Черные лапищи обхватили морду Крока, раскрыли ему пасть. Болтался из стороны в сторону розовый язык. В глазах, по-прежнему, лишь насмешка и никакого намека на смертный ужас.
Черныш взбесился. Он что-то рычал, на непонятном для меня наречии. Я пыталась вырваться из под его контроля, молча наблюдая, как он разрывает Крока напополам. Я… я ведь не хотела убивать старика! Черныш, остановись! Иначе я…
Иначе что, ухмыльнулся мне елейный голос моего союзника? Бросишь меня одного? Уйдешь? После того, что было сделано, после всего, что мы смогли пройти? Там – за смертью этого старикашки – твоя жизнь. Собственная. Хочешь?
Не такой ценой, пыталась сказать ему я, но не успела. Из нашей с Чернышём груди вырвался черный отросток. Липкий, склизкий. Он скользнул внутрь Крока – и тот задергался, как кукла. Лапы, теперь уже свободные, бессильно хватались за отросток, теряя хватку. Могучий хвост бешено колотил из стороны в сторону.
Тело старика мешком рухнуло на пол, подняв немало пыли.
– Не такой уже могучий, правда? С кошмарами, которые ты так любовно собирал на протяжении стольких лет и всё, на что тебя хватило – это кокон, да?
– Линка, я… надеялся, что ты… – тело зашлось в нездоровом хриплом кашле. Искра, красная, мерзкая, с каждым приступом вытекала на пол – из носа, рта, глаз старика.
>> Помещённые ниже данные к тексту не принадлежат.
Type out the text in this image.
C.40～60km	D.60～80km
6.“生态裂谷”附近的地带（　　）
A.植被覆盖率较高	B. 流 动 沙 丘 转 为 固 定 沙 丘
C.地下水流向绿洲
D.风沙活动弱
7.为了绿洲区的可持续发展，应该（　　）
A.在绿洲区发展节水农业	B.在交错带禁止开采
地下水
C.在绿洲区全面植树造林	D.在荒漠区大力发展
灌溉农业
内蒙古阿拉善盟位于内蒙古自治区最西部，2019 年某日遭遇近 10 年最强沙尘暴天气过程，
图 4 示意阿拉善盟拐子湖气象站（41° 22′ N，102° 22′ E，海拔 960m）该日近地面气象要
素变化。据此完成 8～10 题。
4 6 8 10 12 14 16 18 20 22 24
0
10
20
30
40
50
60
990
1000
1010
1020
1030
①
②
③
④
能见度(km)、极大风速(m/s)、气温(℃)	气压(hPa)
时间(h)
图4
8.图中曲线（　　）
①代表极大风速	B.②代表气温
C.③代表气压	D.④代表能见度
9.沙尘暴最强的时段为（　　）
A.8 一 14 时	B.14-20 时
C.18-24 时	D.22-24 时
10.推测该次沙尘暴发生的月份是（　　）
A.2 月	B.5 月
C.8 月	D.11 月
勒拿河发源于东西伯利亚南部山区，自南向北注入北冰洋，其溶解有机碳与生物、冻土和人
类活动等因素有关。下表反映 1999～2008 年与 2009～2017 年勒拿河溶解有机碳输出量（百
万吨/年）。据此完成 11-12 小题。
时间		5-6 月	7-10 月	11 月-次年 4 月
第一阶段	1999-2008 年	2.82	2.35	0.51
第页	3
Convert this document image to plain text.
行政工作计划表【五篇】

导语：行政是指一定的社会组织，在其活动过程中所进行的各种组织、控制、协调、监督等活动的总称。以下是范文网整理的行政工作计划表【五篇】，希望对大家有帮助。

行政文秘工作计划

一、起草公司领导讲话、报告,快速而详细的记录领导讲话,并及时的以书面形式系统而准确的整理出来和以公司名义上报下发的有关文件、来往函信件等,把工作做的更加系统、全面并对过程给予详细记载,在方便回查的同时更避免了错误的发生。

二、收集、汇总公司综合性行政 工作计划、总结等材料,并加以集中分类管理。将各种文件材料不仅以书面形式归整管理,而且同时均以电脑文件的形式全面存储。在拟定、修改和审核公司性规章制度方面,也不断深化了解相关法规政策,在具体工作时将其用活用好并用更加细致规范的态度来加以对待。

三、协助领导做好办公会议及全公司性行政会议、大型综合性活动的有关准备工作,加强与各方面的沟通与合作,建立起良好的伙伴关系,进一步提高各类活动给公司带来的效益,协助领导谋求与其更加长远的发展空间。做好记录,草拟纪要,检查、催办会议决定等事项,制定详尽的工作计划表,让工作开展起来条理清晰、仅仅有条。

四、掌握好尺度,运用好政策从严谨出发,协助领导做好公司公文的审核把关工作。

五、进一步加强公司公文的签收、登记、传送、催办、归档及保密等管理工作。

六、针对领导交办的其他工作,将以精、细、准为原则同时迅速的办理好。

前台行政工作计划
Наверно, были бы мы в реальном мире, он не смог бы говорить. Наверно…
– Как жаль… я думал, что… спасу тебя, а…
Я не хотела думать о том, что Крок пытался сказать. Не хотела думать о том, что произошло. Позабылось, выветрилось из памяти, как этот же старикан хотел убить меня. Или не хотел? Он же не зря сказал, что отделил меня…
Не дай ему себя обмануть, вмешался в мои размышления отошедший от ступора Черныш. Нить жемчужин – знаешь, что это? Кошмары Лексы. И собирал он их только для того, чтобы рано или поздно занять местный трон. Не появись я и ты – он сверг бы Трюку, и захватил писателя, понимаешь?
– А ты? Ты хочешь не того же самого, что и он? Ты не власти хочешь?
– Власть разной бывает…
– И твоя была бы самой лучшей, верно?
Черныш опустил черную лапу с браслетом жемчужин, возложил её на Крока, словно желая отдать последнюю почесть противнику. Нет, не почесть. С каждой секундой я ощущала, что расту. Не в размерах, в возможностях. Что мне под силу обуздать весь окружающий мир. О чём я там раньше мечтала? Бегать в кукольном теле без лишних сложностей? Чувствовать холод, тепло, запахи так же четко, как люди? Быть человеком? Пустое – теперь, стоит мне вернуться в серую реальность, как я стану в десятки раз сильнее. Смогу не только двигаться – людьми управлять, перемещаться не хуже Трюки, да что угодно.
Крок растворялся во мне, становясь бесформенным, чернел прямо на глазах. За чувством непоправимого следовало воистину необъяснимое удовлетворение собственного могущества. Могущества вершителя судеб.
Я ухмыльнулась. Все – каждая сопля в этом мире припоминала мне, что я – всего лишь недорисованный рисунок на асфальте. Мела, мол, не хватило, одна лишь искорка осталась. Кукла. Я не разговариваю с куклами.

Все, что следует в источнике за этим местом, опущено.